Grace wasn’t a moaner. She might exclaim, ‘What a waste of time!’ but she seemed outwardly content. There were signs, though, that she wanted something more from life. When the war ended, the women of Britain desired only to put their energies into home–their own home. Home was what the men had been fighting for, symbol of so much hope and pride. For many women it was more than a simple wish for privacy. Home was who they were, their ‘creative power base’, a projection of their very identity. ‘Four walls and a roof is the height of my ambition’, wrote one Mass Observation diarist after the war.16 Charleston was home to the Higgenses, but it was not their home. When Diana Piper met the family in the early 1950s, Grace was already on a housing list to get a council bungalow. She had started thinking about a life beyond Charleston.

But there were few houses to be had. After the war, prices had quadrupled. While Grace had been salting away her tips, her earnings and the Bell Christmas presents of crisp five-pound notes, she and Walter did not yet have enough to buy a home in East Sussex. When Angelica’s old nurse Nellie Brittain visited, boasting a husband in the police force, a son in the civil service and general prosperity, Grace was made uncomfortably aware of how comparatively poorly off she was. Walter was fed up too. ‘He thought they put on her too much,’ said John, ‘especially in the evenings, when she’d like to watch a television programme or listen to the radio, and she’d be called on–“Grace?”–and she’d have to come out of the sitting room and go and see to their needs.’

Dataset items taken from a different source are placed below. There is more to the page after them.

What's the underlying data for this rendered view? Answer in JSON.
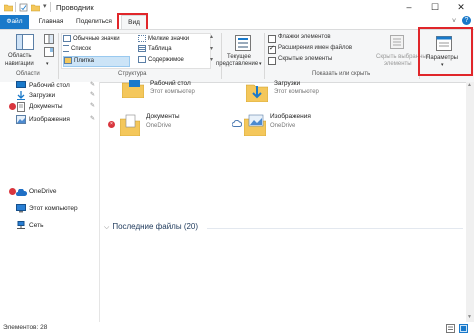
{
  "window": {
    "title": "Проводник",
    "controls": {
      "minimize": "–",
      "maximize": "☐",
      "close": "✕"
    }
  },
  "tabs": [
    "Файл",
    "Главная",
    "Поделиться",
    "Вид"
  ],
  "ribbon": {
    "panes": {
      "nav_pane_label_1": "Область",
      "nav_pane_label_2": "навигации",
      "group_label": "Области"
    },
    "layout": {
      "items": [
        "Обычные значки",
        "Список",
        "Плитка",
        "Мелкие значки",
        "Таблица",
        "Содержимое"
      ],
      "selected": "Плитка",
      "group_label": "Структура"
    },
    "current_view": {
      "label_1": "Текущее",
      "label_2": "представление"
    },
    "show_hide": {
      "checkboxes": [
        {
          "label": "Флажки элементов",
          "checked": false
        },
        {
          "label": "Расширения имен файлов",
          "checked": true
        },
        {
          "label": "Скрытые элементы",
          "checked": false
        }
      ],
      "hide_selected_1": "Скрыть выбранные",
      "hide_selected_2": "элементы",
      "group_label": "Показать или скрыть"
    },
    "options": {
      "label": "Параметры"
    }
  },
  "nav": {
    "items": [
      {
        "label": "Рабочий стол",
        "icon": "desktop-icon",
        "pinned": true
      },
      {
        "label": "Загрузки",
        "icon": "downloads-icon",
        "pinned": true
      },
      {
        "label": "Документы",
        "icon": "documents-icon",
        "pinned": true
      },
      {
        "label": "Изображения",
        "icon": "pictures-icon",
        "pinned": true
      },
      {
        "label": "OneDrive",
        "icon": "onedrive-icon"
      },
      {
        "label": "Этот компьютер",
        "icon": "computer-icon"
      },
      {
        "label": "Сеть",
        "icon": "network-icon"
      }
    ]
  },
  "main": {
    "tiles": [
      {
        "name": "Рабочий стол",
        "sub": "Этот компьютер"
      },
      {
        "name": "Загрузки",
        "sub": "Этот компьютер"
      },
      {
        "name": "Документы",
        "sub": "OneDrive"
      },
      {
        "name": "Изображения",
        "sub": "OneDrive"
      }
    ],
    "recent_header": "Последние файлы (20)"
  },
  "status": {
    "text": "Элементов: 28"
  },
  "colors": {
    "accent": "#1979ca",
    "highlight": "#e0262a",
    "folder": "#f4c75b"
  }
}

Or they’d be discussing something at dinner and decide to get their housekeeper’s point of view,

and she’d readily give it; talk it over in the kitchen. Duncan, or Quentin, would come back into the dining room and say, ‘Grace thinks so-and-so’–and they’d laugh, and think maybe she did have a point…very often this would occur.

It was flattering, this dependency on her. They wanted her not just for her cooking but for her opinions. Yet this summoning of Grace might go on up to ten or eleven o’clock at night, and the couple began to crave more privacy.

Her solution was to buy the old family house in Banham, Norfolk; two farm cottages knocked together, bought cheaply from her parents in 1958 and in need of modernisation. Grace had kept in constant touch with her family, writing home weekly, visiting every summer and sending her son off for the school holidays. She harboured a dream of retiring there now that John, who had a steady job with a television repair company, looked set to marry Diana. She and Walter could live among her extended family and contribute to the smallholding. But the dream was just that: a dream. For, as the years went by, Grace found it harder and harder to contemplate leaving her ageing charges at Charleston. Gradually, they had come to depend upon her for everything.